Wie beurteilt die Bundesregierung die Vermutung der FhG- Forscher, daß diese Nitrophenole nicht durch direkte anthropogene Emissionen in die Atmosphäre gelangen, sondern durch photochemische Reaktionen von Kraftfahrzeugabgasen entstanden seien, im Hinblick auf notwendige Maßnahmen zur PKW-Abgasbegrenzung und zur Bekämpfung neuartiger Waldschäden?

5

Offensichtlich sind Niederschläge sehr stark durch organische Verbindungen belastet.

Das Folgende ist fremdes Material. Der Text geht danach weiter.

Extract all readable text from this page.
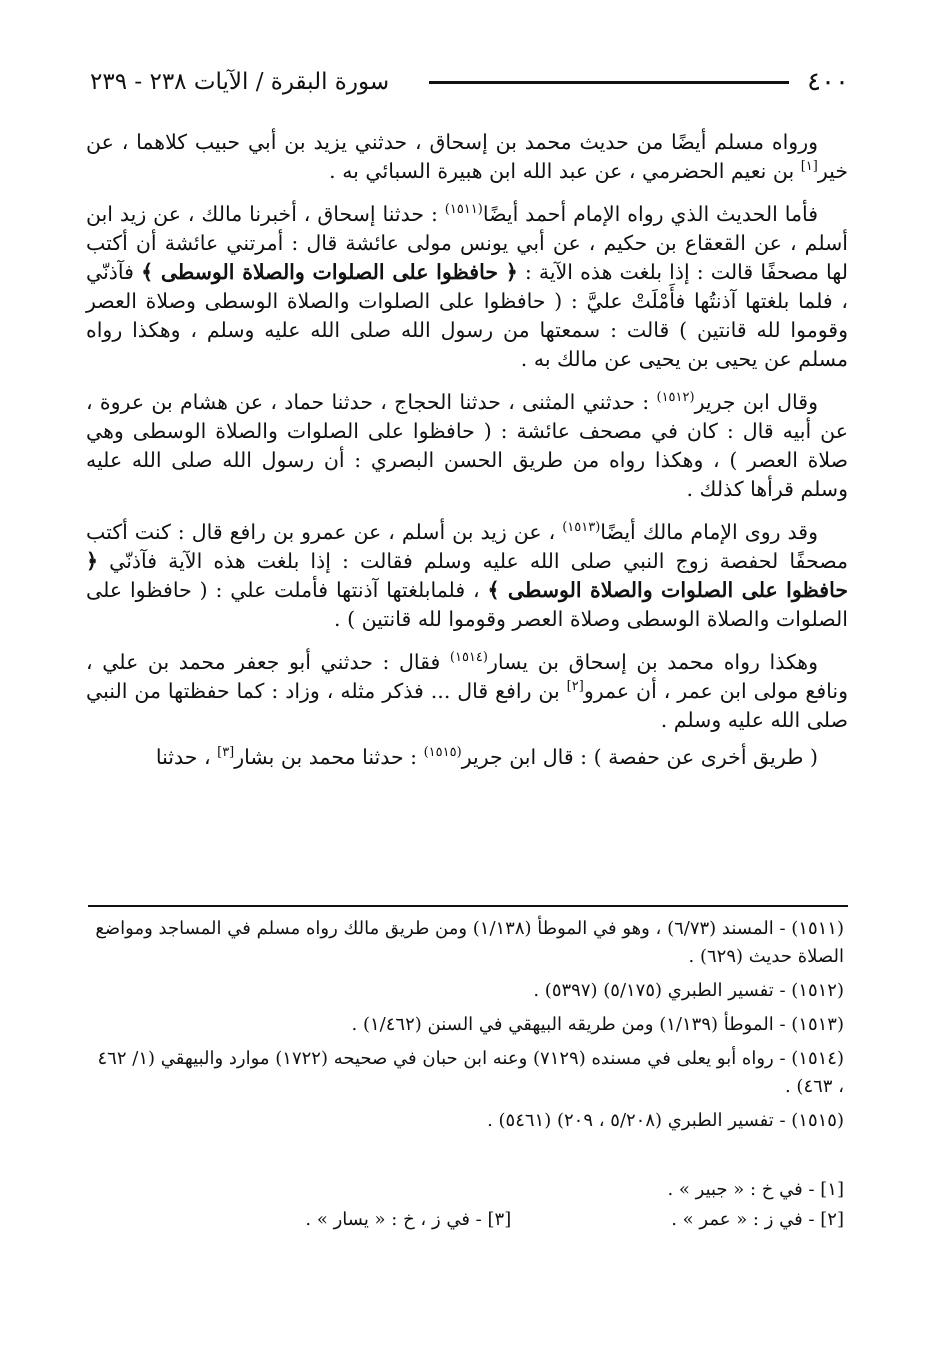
٤٠٠
سورة البقرة / الآيات ٢٣٨ - ٢٣٩

ورواه مسلم أيضًا من حديث محمد بن إسحاق ، حدثني يزيد بن أبي حبيب كلاهما ، عن خير[١] بن نعيم الحضرمي ، عن عبد الله ابن هبيرة السبائي به .

فأما الحديث الذي رواه الإمام أحمد أيضًا$^{(١٥١١)}$ : حدثنا إسحاق ، أخبرنا مالك ، عن زيد ابن أسلم ، عن القعقاع بن حكيم ، عن أبي يونس مولى عائشة قال : أمرتني عائشة أن أكتب لها مصحفًا قالت : إذا بلغت هذه الآية : ﴿ حافظوا على الصلوات والصلاة الوسطى ﴾ فآذنّي ، فلما بلغتها آذنتُها فأَمْلَتْ عليَّ : ( حافظوا على الصلوات والصلاة الوسطى وصلاة العصر وقوموا لله قانتين ) قالت : سمعتها من رسول الله صلى الله عليه وسلم ، وهكذا رواه مسلم عن يحيى بن يحيى عن مالك به .

وقال ابن جرير$^{(١٥١٢)}$ : حدثني المثنى ، حدثنا الحجاج ، حدثنا حماد ، عن هشام بن عروة ، عن أبيه قال : كان في مصحف عائشة : ( حافظوا على الصلوات والصلاة الوسطى وهي صلاة العصر ) ، وهكذا رواه من طريق الحسن البصري : أن رسول الله صلى الله عليه وسلم قرأها كذلك .

وقد روى الإمام مالك أيضًا$^{(١٥١٣)}$ ، عن زيد بن أسلم ، عن عمرو بن رافع قال : كنت أكتب مصحفًا لحفصة زوج النبي صلى الله عليه وسلم فقالت : إذا بلغت هذه الآية فآذنّي ﴿ حافظوا على الصلوات والصلاة الوسطى ﴾ ، فلمابلغتها آذنتها فأملت علي : ( حافظوا على الصلوات والصلاة الوسطى وصلاة العصر وقوموا لله قانتين ) .

وهكذا رواه محمد بن إسحاق بن يسار$^{(١٥١٤)}$ فقال : حدثني أبو جعفر محمد بن علي ، ونافع مولى ابن عمر ، أن عمرو[٢] بن رافع قال ... فذكر مثله ، وزاد : كما حفظتها من النبي صلى الله عليه وسلم .

( طريق أخرى عن حفصة ) : قال ابن جرير$^{(١٥١٥)}$ : حدثنا محمد بن بشار[٣] ، حدثنا

(١٥١١) - المسند (٦/٧٣) ، وهو في الموطأ (١/١٣٨) ومن طريق مالك رواه مسلم في المساجد ومواضع الصلاة حديث (٦٢٩) .

(١٥١٢) - تفسير الطبري (٥/١٧٥) (٥٣٩٧) .

(١٥١٣) - الموطأ (١/١٣٩) ومن طريقه البيهقي في السنن (١/٤٦٢) .

(١٥١٤) - رواه أبو يعلى في مسنده (٧١٢٩) وعنه ابن حبان في صحيحه (١٧٢٢) موارد والبيهقي (١/ ٤٦٢ ، ٤٦٣) .

(١٥١٥) - تفسير الطبري (٥/٢٠٨ ، ٢٠٩) (٥٤٦١) .

[١] - في خ : « جبير » .
[٢] - في ز : « عمر » .
[٣] - في ز ، خ : « يسار » .
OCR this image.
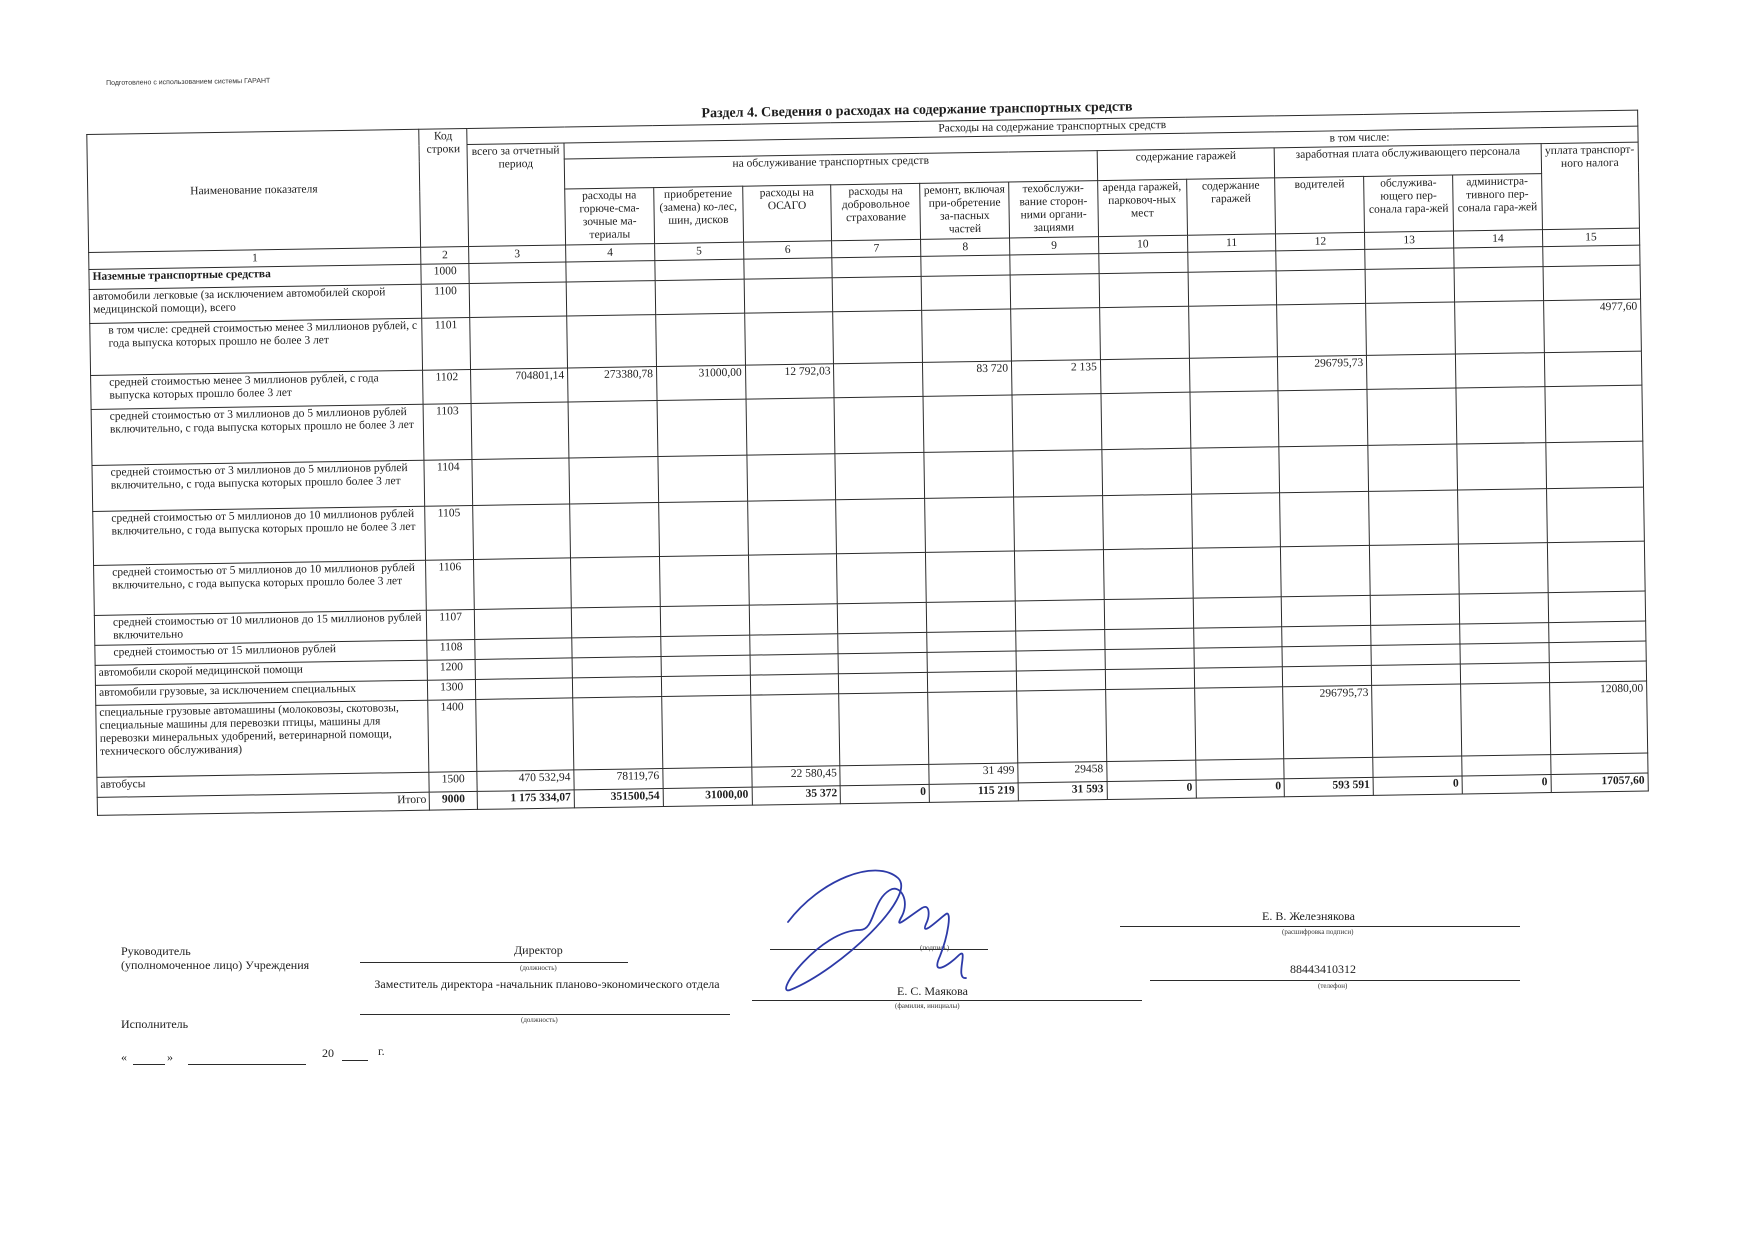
Подготовлено с использованием системы ГАРАНТ
Раздел 4. Сведения о расходах на содержание транспортных средств
Наименование показателя	Код строки	Расходы на содержание транспортных средств												
		всего за отчетный период	в том числе:											
			на обслуживание транспортных средств						содержание гаражей		заработная плата обслуживающего персонала			уплата транспорт-ного налога
			расходы на горюче-сма-зочные ма-териалы	приобретение (замена) ко-лес, шин, дисков	расходы на ОСАГО	расходы на добровольное страхование	ремонт, включая при-обретение за-пасных частей	техобслужи-вание сторон-ними органи-зациями	аренда гаражей, парковоч-ных мест	содержание гаражей	водителей	обслужива-ющего пер-сонала гара-жей	администра-тивного пер-сонала гара-жей	
1	2	3	4	5	6	7	8	9	10	11	12	13	14	15
Наземные транспортные средства	1000													
автомобили легковые (за исключением автомобилей скорой медицинской помощи), всего	1100													
в том числе: средней стоимостью менее 3 миллионов рублей, с года выпуска которых прошло не более 3 лет	1101													4977,60
средней стоимостью менее 3 миллионов рублей, с года выпуска которых прошло более 3 лет	1102	704801,14	273380,78	31000,00	12 792,03		83 720	2 135			296795,73			
средней стоимостью от 3 миллионов до 5 миллионов рублей включительно, с года выпуска которых прошло не более 3 лет	1103													
средней стоимостью от 3 миллионов до 5 миллионов рублей включительно, с года выпуска которых прошло более 3 лет	1104													
средней стоимостью от 5 миллионов до 10 миллионов рублей включительно, с года выпуска которых прошло не более 3 лет	1105													
средней стоимостью от 5 миллионов до 10 миллионов рублей включительно, с года выпуска которых прошло более 3 лет	1106													
средней стоимостью от 10 миллионов до 15 миллионов рублей включительно	1107													
средней стоимостью от 15 миллионов рублей	1108													
автомобили скорой медицинской помощи	1200													
автомобили грузовые, за исключением специальных	1300													
специальные грузовые автомашины (молоковозы, скотовозы, специальные машины для перевозки птицы, машины для перевозки минеральных удобрений, ветеринарной помощи, технического обслуживания)	1400										296795,73			12080,00
автобусы	1500	470 532,94	78119,76		22 580,45		31 499	29458						
Итого	9000	1 175 334,07	351500,54	31000,00	35 372	0	115 219	31 593	0	0	593 591	0	0	17057,60
Руководитель
(уполномоченное лицо) Учреждения
Директор
(должность)
(подпись)
Е. В. Железнякова
(расшифровка подписи)
Заместитель директора -начальник планово-экономического отдела
(должность)
Е. С. Маякова
(фамилия, инициалы)
88443410312
(телефон)
Исполнитель
«	»	20	г.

Diese neu im Regen entdeckten Stoffe komplettieren den bekannten Bodeneintrag an anorganischen Säuren und Salzen.

Wie hoch ist nach heutiger Kenntnis der Bundesregierung die jährliche Hektarbulkdeposition an Ammonium, Clacium, Magnesium, Nitrat, Sulfat, Protonen sowie anderen Salzen und quantifizierbaren Organika?

6

Wie beurteilt die Bundesregierung den Umstand, daß durch den Säureeintrag an ungünstigen Standorten Stoffkonzentrationen im Sickerwasser über dem Grundgestein auftreten, die selbst „als Jahresmittelwerte bei Mangan bis über 200fach und bei Aluminium bis zu 40fach über den EG-Grenzwerten für Trinkwassergebrauch liegen können"?

7

Wie beurteilt die Bundesregierung die auf dem 1. Internationalen Waldschadenskongreß 1989 in Friedrichshafen noch als Außenseitermeinung abgetane These, daß chlorierte Kohlenwasserstoffe maßgeblich zu den Waldschäden beitrügen?

8

Wie beurteilt die Bundesregierung im Hinblick auf das Waldsterben die von Frank et al. vom Institut für Toxikologie in Tübingen ermittelten Bodenluftkonzentrationen an Trichlormethan, die bis zu 600fach über den atmosphärischen Konzentrationen liegen, und wie beurteilt sie den Umstand, daß deren Ausgangsprodukt das potente Herbizid Trichloressigsäure zu sein scheint, das von den Forschern in Konzentrationen von 100 und mehr Mikrogramm pro Kilogramm im Boden und in der Streu gefunden wurde [H. Frank et al., Atmospheric Environment, Vol 23, (1989) S. 1333-35], und welches seinerseits offensichtlich als atmosphärisches Reaktionsprodukt emittierter Chlorkohlenwasserstoffe mit dem Regen eingetragen wird?

9

Welche Schlußfolgerungen im Hinblick auf Trinkwasser- und Vegetationsschutz zieht die Bundesregierung hinsichtlich der folgenden vom WaBoLu-Institut des BGA ermittelten Forschungsergebnisse?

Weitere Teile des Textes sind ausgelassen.